Boeing says it needs orders for up to 30 777-200Xs before it will consider launching the much delayed ultra long range derivative.

"We need 30 aircraft from a couple of airlines and we're all set to go," says product marketing regional director, Dan Olason who adds that "around 70% of the development work is done". He says entry into service is still scheduled for late 2001 but is "-maybe sliding a couple of months".

Assembly of the first -200X was originally due to begin in August with construction of the initial -300X following in December. First flight of the -200X was also originally set for January 2000, with entry into service expected in September 2000.

Market uncertainty, the launch of the competing A340-500 and the economic problems of potential Asian customers have conspired to push back the expected service entry date by more than a year. Financial problems have particularly affected airlines like Malaysia Airlines, which was the only carrier to get close to ordering the -200X when it signed a memorandum of understanding in March 1997 covering up to 15 aircraft.

Although Boeing declines to comment, the continuing delay in obtaining a firm launch commitment for the -200X/300X is likely to threaten the existence of the entire programme as Airbus drives towards an entry into service target of early 2002 for its market contender. Boeing has previously stated that much of the marketing effort for the 777-200X had hinged on its earlier service entry potential, an advantage that now appears to have vanished.

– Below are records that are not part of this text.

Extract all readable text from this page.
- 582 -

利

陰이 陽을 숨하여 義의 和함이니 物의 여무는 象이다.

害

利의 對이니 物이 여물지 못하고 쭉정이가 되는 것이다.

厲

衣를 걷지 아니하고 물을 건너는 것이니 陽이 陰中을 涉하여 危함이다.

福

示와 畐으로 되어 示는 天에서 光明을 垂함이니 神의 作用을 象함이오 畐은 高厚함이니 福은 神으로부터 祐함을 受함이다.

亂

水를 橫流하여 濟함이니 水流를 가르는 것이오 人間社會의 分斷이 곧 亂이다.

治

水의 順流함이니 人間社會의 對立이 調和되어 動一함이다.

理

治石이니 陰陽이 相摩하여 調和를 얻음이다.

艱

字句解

In the meantime, Boeing has revealed more details of the timescale for introducing heavier versions of the 777-200IGW (increased gross weight). The heaviest -200IGW so far produced has a maximum take-off weight (MTOW) of 287,000kg, but from line number 140 onwards later this year, will be available with an MTOW of up to 294,200kg. From 1999 a further growth version will be produced with a maximum weight of 297,800kg.